Enet Mukurazita, MA SID'19, speaking at Heller commencement

Dean David Weil, Professor Joan Dassin, all faculty of the Heller School, 2019 graduates, ladies and gentlemen: good morning! I am going to start with a story.

Alice Dzvukamanja was born in 1950 in what was then Rhodesia. She managed to get educated to grade nine only, because that was how far black women could get educated in that era. When she was 19 years old, she married a young man who started his own business. By the time the country gained its independence in 1980 the couple purchased a house in a neighborhood that was formerly whites only.

As the family started to grow, a question was posed to her husband: Who would inherit his vast business empire since his wife was only bearing girls? This was the beginning of verbal and physical abuse in Alice’s marriage that led her to walk out. Without much education or skills Alice had to start life from scratch and the arduous task of fighting her wealthy husband for the custody of her five daughters. He withdrew education of his daughters and favored his sons from his new wives. Alice had to make a choice of spending her hard-earned money on divorce lawyers or pay tuition for her daughters. She always chose her daughters’ education because she said education will give you a better life. Today, she is a mother of a special needs teacher, an entrepreneur, a beautician, a TV executive and today, a Master’s graduate in Sustainable International Development from the Heller School of Social Policy. 

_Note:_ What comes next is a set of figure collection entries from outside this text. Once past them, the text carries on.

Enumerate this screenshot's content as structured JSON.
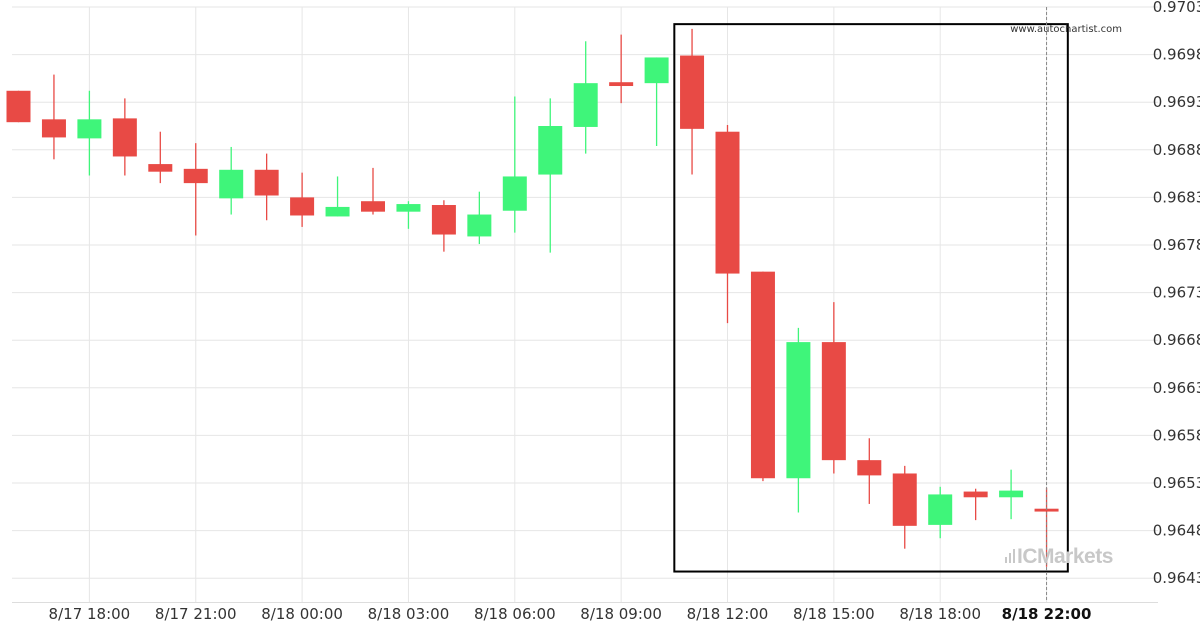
{
  "watermark": "www.autochartist.com",
  "brand": {
    "prefix": "IC",
    "suffix": "Markets"
  },
  "colors": {
    "up": "#3ff57a",
    "down": "#e84a45",
    "grid": "#e6e6e6",
    "box": "#000000",
    "background": "#ffffff"
  },
  "chart_data": {
    "type": "candlestick",
    "title": "",
    "xlabel": "",
    "ylabel": "",
    "ylim": [
      0.96405,
      0.9703
    ],
    "grid": true,
    "y_ticks": [
      "0.9703",
      "0.9698",
      "0.9693",
      "0.9688",
      "0.9683",
      "0.9678",
      "0.9673",
      "0.9668",
      "0.9663",
      "0.9658",
      "0.9653",
      "0.9648",
      "0.9643"
    ],
    "x_ticks": [
      {
        "index": 2,
        "label": "8/17 18:00"
      },
      {
        "index": 5,
        "label": "8/17 21:00"
      },
      {
        "index": 8,
        "label": "8/18 00:00"
      },
      {
        "index": 11,
        "label": "8/18 03:00"
      },
      {
        "index": 14,
        "label": "8/18 06:00"
      },
      {
        "index": 17,
        "label": "8/18 09:00"
      },
      {
        "index": 20,
        "label": "8/18 12:00"
      },
      {
        "index": 23,
        "label": "8/18 15:00"
      },
      {
        "index": 26,
        "label": "8/18 18:00"
      },
      {
        "index": 29,
        "label": "8/18 22:00",
        "bold": true
      }
    ],
    "highlight_range": {
      "from_index": 18.5,
      "to_index": 29.6,
      "high": 0.97012,
      "low": 0.96437
    },
    "current_index": 29,
    "candles": [
      {
        "o": 0.96942,
        "h": 0.96942,
        "l": 0.96909,
        "c": 0.96909
      },
      {
        "o": 0.96912,
        "h": 0.96959,
        "l": 0.9687,
        "c": 0.96893
      },
      {
        "o": 0.96892,
        "h": 0.96942,
        "l": 0.96853,
        "c": 0.96912
      },
      {
        "o": 0.96913,
        "h": 0.96934,
        "l": 0.96853,
        "c": 0.96873
      },
      {
        "o": 0.96865,
        "h": 0.96899,
        "l": 0.96845,
        "c": 0.96857
      },
      {
        "o": 0.9686,
        "h": 0.96887,
        "l": 0.9679,
        "c": 0.96845
      },
      {
        "o": 0.96829,
        "h": 0.96883,
        "l": 0.96812,
        "c": 0.96859
      },
      {
        "o": 0.96859,
        "h": 0.96876,
        "l": 0.96806,
        "c": 0.96832
      },
      {
        "o": 0.9683,
        "h": 0.96856,
        "l": 0.96799,
        "c": 0.96811
      },
      {
        "o": 0.9681,
        "h": 0.96852,
        "l": 0.9681,
        "c": 0.9682
      },
      {
        "o": 0.96826,
        "h": 0.96861,
        "l": 0.96812,
        "c": 0.96815
      },
      {
        "o": 0.96815,
        "h": 0.96826,
        "l": 0.96797,
        "c": 0.96823
      },
      {
        "o": 0.96822,
        "h": 0.96827,
        "l": 0.96773,
        "c": 0.96791
      },
      {
        "o": 0.96789,
        "h": 0.96836,
        "l": 0.96781,
        "c": 0.96812
      },
      {
        "o": 0.96816,
        "h": 0.96936,
        "l": 0.96793,
        "c": 0.96852
      },
      {
        "o": 0.96854,
        "h": 0.96934,
        "l": 0.96772,
        "c": 0.96905
      },
      {
        "o": 0.96904,
        "h": 0.96994,
        "l": 0.96876,
        "c": 0.9695
      },
      {
        "o": 0.96951,
        "h": 0.97001,
        "l": 0.96929,
        "c": 0.96947
      },
      {
        "o": 0.9695,
        "h": 0.96977,
        "l": 0.96884,
        "c": 0.96977
      },
      {
        "o": 0.96979,
        "h": 0.97007,
        "l": 0.96854,
        "c": 0.96902
      },
      {
        "o": 0.96899,
        "h": 0.96906,
        "l": 0.96698,
        "c": 0.9675
      },
      {
        "o": 0.96752,
        "h": 0.96752,
        "l": 0.96532,
        "c": 0.96535
      },
      {
        "o": 0.96535,
        "h": 0.96693,
        "l": 0.96499,
        "c": 0.96678
      },
      {
        "o": 0.96678,
        "h": 0.9672,
        "l": 0.9654,
        "c": 0.96554
      },
      {
        "o": 0.96554,
        "h": 0.96577,
        "l": 0.96508,
        "c": 0.96538
      },
      {
        "o": 0.9654,
        "h": 0.96548,
        "l": 0.96461,
        "c": 0.96485
      },
      {
        "o": 0.96486,
        "h": 0.96526,
        "l": 0.96472,
        "c": 0.96518
      },
      {
        "o": 0.96521,
        "h": 0.96524,
        "l": 0.96491,
        "c": 0.96515
      },
      {
        "o": 0.96515,
        "h": 0.96544,
        "l": 0.96492,
        "c": 0.96522
      },
      {
        "o": 0.96503,
        "h": 0.96525,
        "l": 0.96442,
        "c": 0.965
      }
    ]
  }
}
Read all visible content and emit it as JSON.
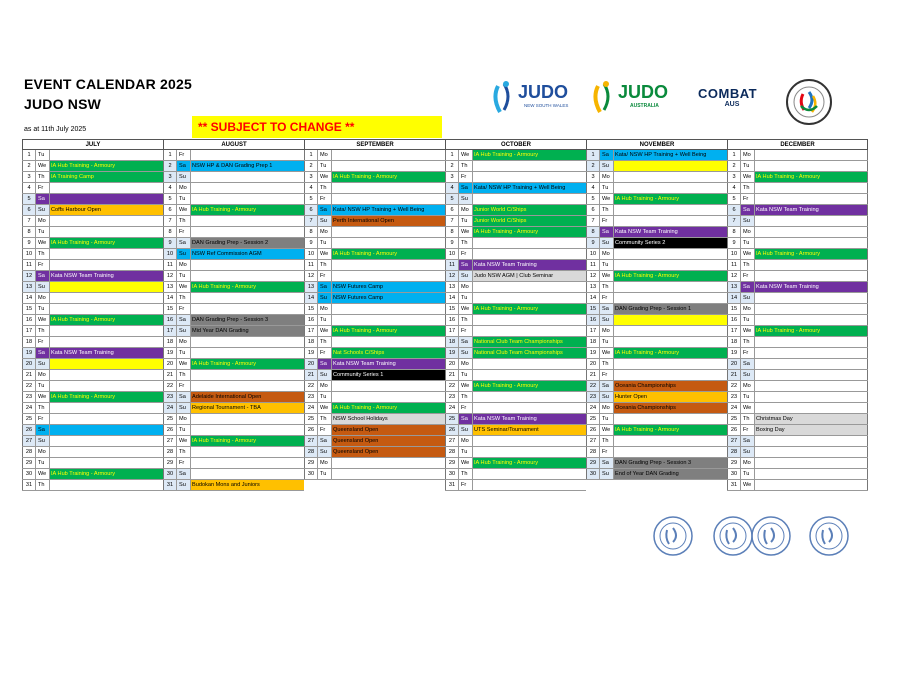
{
  "title": "EVENT CALENDAR 2025",
  "subtitle": "JUDO NSW",
  "as_at": "as at 11th July 2025",
  "notice": "** SUBJECT TO CHANGE **",
  "colors": {
    "green": "#00b050",
    "purple": "#7030a0",
    "blue": "#00b0f0",
    "yellow": "#ffff00",
    "orange": "#ffc000",
    "rust": "#c55a11",
    "black": "#000000",
    "grey": "#7f7f7f",
    "lightgrey": "#d9d9d9",
    "lightgreen": "#92d050",
    "weekend": "#dde9f6"
  },
  "logos": {
    "judo_nsw": {
      "text": "JUDO",
      "sub": "NEW SOUTH WALES"
    },
    "judo_aus": {
      "text": "JUDO",
      "sub": "AUSTRALIA"
    },
    "combat": {
      "text": "COMBAT",
      "sub": "AUS"
    }
  },
  "months": [
    {
      "name": "JULY",
      "rows": [
        [
          "1",
          "Tu",
          "",
          ""
        ],
        [
          "2",
          "We",
          "IA Hub Training - Armoury",
          "green"
        ],
        [
          "3",
          "Th",
          "IA Training Camp",
          "green"
        ],
        [
          "4",
          "Fr",
          "",
          ""
        ],
        [
          "5",
          "Sa",
          "",
          "purple"
        ],
        [
          "6",
          "Su",
          "Coffs Harbour Open",
          "orange"
        ],
        [
          "7",
          "Mo",
          "",
          ""
        ],
        [
          "8",
          "Tu",
          "",
          ""
        ],
        [
          "9",
          "We",
          "IA Hub Training - Armoury",
          "green"
        ],
        [
          "10",
          "Th",
          "",
          ""
        ],
        [
          "11",
          "Fr",
          "",
          ""
        ],
        [
          "12",
          "Sa",
          "Kata NSW Team Training",
          "purple"
        ],
        [
          "13",
          "Su",
          "",
          "yellow"
        ],
        [
          "14",
          "Mo",
          "",
          ""
        ],
        [
          "15",
          "Tu",
          "",
          ""
        ],
        [
          "16",
          "We",
          "IA Hub Training - Armoury",
          "green"
        ],
        [
          "17",
          "Th",
          "",
          ""
        ],
        [
          "18",
          "Fr",
          "",
          ""
        ],
        [
          "19",
          "Sa",
          "Kata NSW Team Training",
          "purple"
        ],
        [
          "20",
          "Su",
          "",
          "yellow"
        ],
        [
          "21",
          "Mo",
          "",
          ""
        ],
        [
          "22",
          "Tu",
          "",
          ""
        ],
        [
          "23",
          "We",
          "IA Hub Training - Armoury",
          "green"
        ],
        [
          "24",
          "Th",
          "",
          ""
        ],
        [
          "25",
          "Fr",
          "",
          ""
        ],
        [
          "26",
          "Sa",
          "",
          "blue"
        ],
        [
          "27",
          "Su",
          "",
          ""
        ],
        [
          "28",
          "Mo",
          "",
          ""
        ],
        [
          "29",
          "Tu",
          "",
          ""
        ],
        [
          "30",
          "We",
          "IA Hub Training - Armoury",
          "green"
        ],
        [
          "31",
          "Th",
          "",
          ""
        ]
      ]
    },
    {
      "name": "AUGUST",
      "rows": [
        [
          "1",
          "Fr",
          "",
          ""
        ],
        [
          "2",
          "Sa",
          "NSW HP & DAN Grading Prep 1",
          "blue"
        ],
        [
          "3",
          "Su",
          "",
          ""
        ],
        [
          "4",
          "Mo",
          "",
          ""
        ],
        [
          "5",
          "Tu",
          "",
          ""
        ],
        [
          "6",
          "We",
          "IA Hub Training - Armoury",
          "green"
        ],
        [
          "7",
          "Th",
          "",
          ""
        ],
        [
          "8",
          "Fr",
          "",
          ""
        ],
        [
          "9",
          "Sa",
          "DAN Grading Prep - Session 2",
          "grey"
        ],
        [
          "10",
          "Su",
          "NSW Ref Commission AGM",
          "blue"
        ],
        [
          "11",
          "Mo",
          "",
          ""
        ],
        [
          "12",
          "Tu",
          "",
          ""
        ],
        [
          "13",
          "We",
          "IA Hub Training - Armoury",
          "green"
        ],
        [
          "14",
          "Th",
          "",
          ""
        ],
        [
          "15",
          "Fr",
          "",
          ""
        ],
        [
          "16",
          "Sa",
          "DAN Grading Prep - Session 3",
          "grey"
        ],
        [
          "17",
          "Su",
          "Mid Year DAN Grading",
          "grey"
        ],
        [
          "18",
          "Mo",
          "",
          ""
        ],
        [
          "19",
          "Tu",
          "",
          ""
        ],
        [
          "20",
          "We",
          "IA Hub Training - Armoury",
          "green"
        ],
        [
          "21",
          "Th",
          "",
          ""
        ],
        [
          "22",
          "Fr",
          "",
          ""
        ],
        [
          "23",
          "Sa",
          "Adelaide International Open",
          "rust"
        ],
        [
          "24",
          "Su",
          "Regional Tournament - TBA",
          "orange"
        ],
        [
          "25",
          "Mo",
          "",
          ""
        ],
        [
          "26",
          "Tu",
          "",
          ""
        ],
        [
          "27",
          "We",
          "IA Hub Training - Armoury",
          "green"
        ],
        [
          "28",
          "Th",
          "",
          ""
        ],
        [
          "29",
          "Fr",
          "",
          ""
        ],
        [
          "30",
          "Sa",
          "",
          ""
        ],
        [
          "31",
          "Su",
          "Budokan Mons and Juniors",
          "orange"
        ]
      ]
    },
    {
      "name": "SEPTEMBER",
      "rows": [
        [
          "1",
          "Mo",
          "",
          ""
        ],
        [
          "2",
          "Tu",
          "",
          ""
        ],
        [
          "3",
          "We",
          "IA Hub Training - Armoury",
          "green"
        ],
        [
          "4",
          "Th",
          "",
          ""
        ],
        [
          "5",
          "Fr",
          "",
          ""
        ],
        [
          "6",
          "Sa",
          "Kata/ NSW HP Training + Well Being",
          "blue"
        ],
        [
          "7",
          "Su",
          "Perth International Open",
          "rust"
        ],
        [
          "8",
          "Mo",
          "",
          ""
        ],
        [
          "9",
          "Tu",
          "",
          ""
        ],
        [
          "10",
          "We",
          "IA Hub Training - Armoury",
          "green"
        ],
        [
          "11",
          "Th",
          "",
          ""
        ],
        [
          "12",
          "Fr",
          "",
          ""
        ],
        [
          "13",
          "Sa",
          "NSW Futures Camp",
          "blue"
        ],
        [
          "14",
          "Su",
          "NSW Futures Camp",
          "blue"
        ],
        [
          "15",
          "Mo",
          "",
          ""
        ],
        [
          "16",
          "Tu",
          "",
          ""
        ],
        [
          "17",
          "We",
          "IA Hub Training - Armoury",
          "green"
        ],
        [
          "18",
          "Th",
          "",
          ""
        ],
        [
          "19",
          "Fr",
          "Nat Schools C/Ships",
          "green"
        ],
        [
          "20",
          "Sa",
          "Kata NSW Team Training",
          "purple"
        ],
        [
          "21",
          "Su",
          "Community Series 1",
          "black"
        ],
        [
          "22",
          "Mo",
          "",
          ""
        ],
        [
          "23",
          "Tu",
          "",
          ""
        ],
        [
          "24",
          "We",
          "IA Hub Training - Armoury",
          "green"
        ],
        [
          "25",
          "Th",
          "NSW School Holidays",
          "lightgrey"
        ],
        [
          "26",
          "Fr",
          "Queensland Open",
          "rust"
        ],
        [
          "27",
          "Sa",
          "Queensland Open",
          "rust"
        ],
        [
          "28",
          "Su",
          "Queensland Open",
          "rust"
        ],
        [
          "29",
          "Mo",
          "",
          ""
        ],
        [
          "30",
          "Tu",
          "",
          ""
        ]
      ]
    },
    {
      "name": "OCTOBER",
      "rows": [
        [
          "1",
          "We",
          "IA Hub Training - Armoury",
          "green"
        ],
        [
          "2",
          "Th",
          "",
          ""
        ],
        [
          "3",
          "Fr",
          "",
          ""
        ],
        [
          "4",
          "Sa",
          "Kata/ NSW HP Training + Well Being",
          "blue"
        ],
        [
          "5",
          "Su",
          "",
          ""
        ],
        [
          "6",
          "Mo",
          "Junior World C/Ships",
          "green"
        ],
        [
          "7",
          "Tu",
          "Junior World C/Ships",
          "green"
        ],
        [
          "8",
          "We",
          "IA Hub Training - Armoury",
          "green"
        ],
        [
          "9",
          "Th",
          "",
          ""
        ],
        [
          "10",
          "Fr",
          "",
          ""
        ],
        [
          "11",
          "Sa",
          "Kata NSW Team Training",
          "purple"
        ],
        [
          "12",
          "Su",
          "Judo NSW AGM | Club Seminar",
          "lightgrey"
        ],
        [
          "13",
          "Mo",
          "",
          ""
        ],
        [
          "14",
          "Tu",
          "",
          ""
        ],
        [
          "15",
          "We",
          "IA Hub Training - Armoury",
          "green"
        ],
        [
          "16",
          "Th",
          "",
          ""
        ],
        [
          "17",
          "Fr",
          "",
          ""
        ],
        [
          "18",
          "Sa",
          "National Club Team Championships",
          "green"
        ],
        [
          "19",
          "Su",
          "National Club Team Championships",
          "green"
        ],
        [
          "20",
          "Mo",
          "",
          ""
        ],
        [
          "21",
          "Tu",
          "",
          ""
        ],
        [
          "22",
          "We",
          "IA Hub Training - Armoury",
          "green"
        ],
        [
          "23",
          "Th",
          "",
          ""
        ],
        [
          "24",
          "Fr",
          "",
          ""
        ],
        [
          "25",
          "Sa",
          "Kata NSW Team Training",
          "purple"
        ],
        [
          "26",
          "Su",
          "UTS Seminar/Tournament",
          "orange"
        ],
        [
          "27",
          "Mo",
          "",
          ""
        ],
        [
          "28",
          "Tu",
          "",
          ""
        ],
        [
          "29",
          "We",
          "IA Hub Training - Armoury",
          "green"
        ],
        [
          "30",
          "Th",
          "",
          ""
        ],
        [
          "31",
          "Fr",
          "",
          ""
        ]
      ]
    },
    {
      "name": "NOVEMBER",
      "rows": [
        [
          "1",
          "Sa",
          "Kata/ NSW HP Training + Well Being",
          "blue"
        ],
        [
          "2",
          "Su",
          "",
          "yellow"
        ],
        [
          "3",
          "Mo",
          "",
          ""
        ],
        [
          "4",
          "Tu",
          "",
          ""
        ],
        [
          "5",
          "We",
          "IA Hub Training - Armoury",
          "green"
        ],
        [
          "6",
          "Th",
          "",
          ""
        ],
        [
          "7",
          "Fr",
          "",
          ""
        ],
        [
          "8",
          "Sa",
          "Kata NSW Team Training",
          "purple"
        ],
        [
          "9",
          "Su",
          "Community Series 2",
          "black"
        ],
        [
          "10",
          "Mo",
          "",
          ""
        ],
        [
          "11",
          "Tu",
          "",
          ""
        ],
        [
          "12",
          "We",
          "IA Hub Training - Armoury",
          "green"
        ],
        [
          "13",
          "Th",
          "",
          ""
        ],
        [
          "14",
          "Fr",
          "",
          ""
        ],
        [
          "15",
          "Sa",
          "DAN Grading Prep - Session 1",
          "grey"
        ],
        [
          "16",
          "Su",
          "",
          "yellow"
        ],
        [
          "17",
          "Mo",
          "",
          ""
        ],
        [
          "18",
          "Tu",
          "",
          ""
        ],
        [
          "19",
          "We",
          "IA Hub Training - Armoury",
          "green"
        ],
        [
          "20",
          "Th",
          "",
          ""
        ],
        [
          "21",
          "Fr",
          "",
          ""
        ],
        [
          "22",
          "Sa",
          "Oceania Championships",
          "rust"
        ],
        [
          "23",
          "Su",
          "Hunter Open",
          "orange"
        ],
        [
          "24",
          "Mo",
          "Oceania Championships",
          "rust"
        ],
        [
          "25",
          "Tu",
          "",
          ""
        ],
        [
          "26",
          "We",
          "IA Hub Training - Armoury",
          "green"
        ],
        [
          "27",
          "Th",
          "",
          ""
        ],
        [
          "28",
          "Fr",
          "",
          ""
        ],
        [
          "29",
          "Sa",
          "DAN Grading Prep - Session 3",
          "grey"
        ],
        [
          "30",
          "Su",
          "End of Year DAN Grading",
          "grey"
        ]
      ]
    },
    {
      "name": "DECEMBER",
      "rows": [
        [
          "1",
          "Mo",
          "",
          ""
        ],
        [
          "2",
          "Tu",
          "",
          ""
        ],
        [
          "3",
          "We",
          "IA Hub Training - Armoury",
          "green"
        ],
        [
          "4",
          "Th",
          "",
          ""
        ],
        [
          "5",
          "Fr",
          "",
          ""
        ],
        [
          "6",
          "Sa",
          "Kata NSW Team Training",
          "purple"
        ],
        [
          "7",
          "Su",
          "",
          ""
        ],
        [
          "8",
          "Mo",
          "",
          ""
        ],
        [
          "9",
          "Tu",
          "",
          ""
        ],
        [
          "10",
          "We",
          "IA Hub Training - Armoury",
          "green"
        ],
        [
          "11",
          "Th",
          "",
          ""
        ],
        [
          "12",
          "Fr",
          "",
          ""
        ],
        [
          "13",
          "Sa",
          "Kata NSW Team Training",
          "purple"
        ],
        [
          "14",
          "Su",
          "",
          ""
        ],
        [
          "15",
          "Mo",
          "",
          ""
        ],
        [
          "16",
          "Tu",
          "",
          ""
        ],
        [
          "17",
          "We",
          "IA Hub Training - Armoury",
          "green"
        ],
        [
          "18",
          "Th",
          "",
          ""
        ],
        [
          "19",
          "Fr",
          "",
          ""
        ],
        [
          "20",
          "Sa",
          "",
          ""
        ],
        [
          "21",
          "Su",
          "",
          ""
        ],
        [
          "22",
          "Mo",
          "",
          ""
        ],
        [
          "23",
          "Tu",
          "",
          ""
        ],
        [
          "24",
          "We",
          "",
          ""
        ],
        [
          "25",
          "Th",
          "Christmas Day",
          "lightgrey"
        ],
        [
          "26",
          "Fr",
          "Boxing Day",
          "lightgrey"
        ],
        [
          "27",
          "Sa",
          "",
          ""
        ],
        [
          "28",
          "Su",
          "",
          ""
        ],
        [
          "29",
          "Mo",
          "",
          ""
        ],
        [
          "30",
          "Tu",
          "",
          ""
        ],
        [
          "31",
          "We",
          "",
          ""
        ]
      ]
    }
  ]
}
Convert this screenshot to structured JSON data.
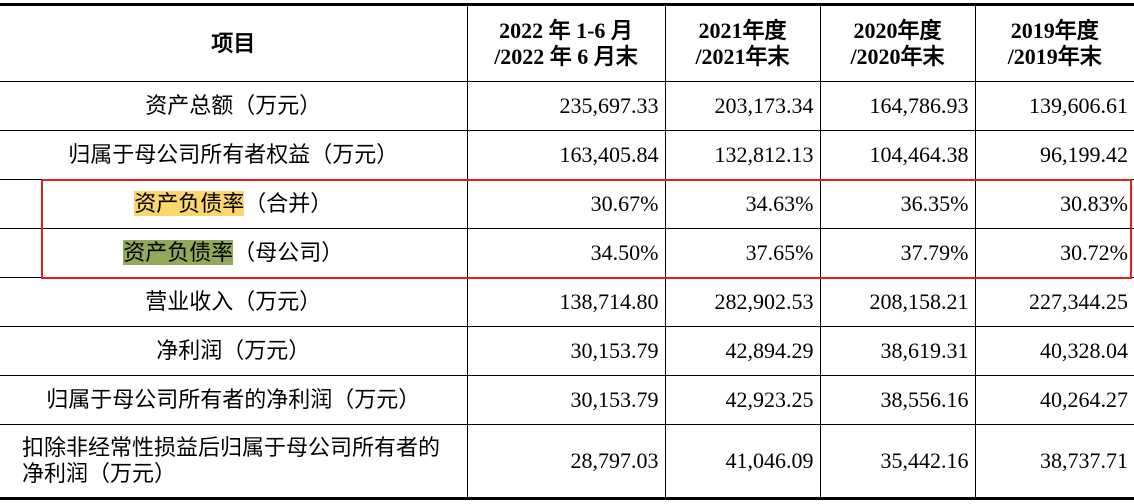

My mother’s life motivated me to move into the field of development after being initially educated in the business world. I wanted to learn how I could make a difference in the lives of many women like my mother who face all kinds of social injustices. I was attracted to the Heller School because I would learn how people from other countries solve similar injustices.

I was shocked and thrilled that they accepted me. The journey has not been easy with quizzes, group work, exams, papers, a practicum and finally the master’s paper. Yes, we questioned why we had to take some classes, but it only hit home recently when my home country of Zimbabwe was hit with its maiden cyclone. That’s when I realized why Prof. Olson’s class on development and the environment made sense. The development tools from the SID program will definitely allow us to tackle social injustices in our different communities as we leave Heller today. 

To the faculty and staff of the SID program, we thank you for the amazing journey. Believe me, you will be hearing about our work! To the dean of Heller and your administration team, thank you for making it possible and affordable for students from the Global South like me to come to Heller. Thank you for the opportunities beyond the classroom to create a social enterprise that is giving rural women in Zimbabwe renewable energy. To our partners, parents, children and supporters, we thank you for being there for us. Special shout-out to Godfrey, Elizabeth, Allison and Carlton my family in Harare. I love you! To my classmates I leave you with this quote from Nelson Mandela: “Education is the most powerful weapon you can use to change the world.” Lastly to the Heller graduating class of 2019 I say to you in my own language, “Makorokoto,” which means congratulations. Thank you!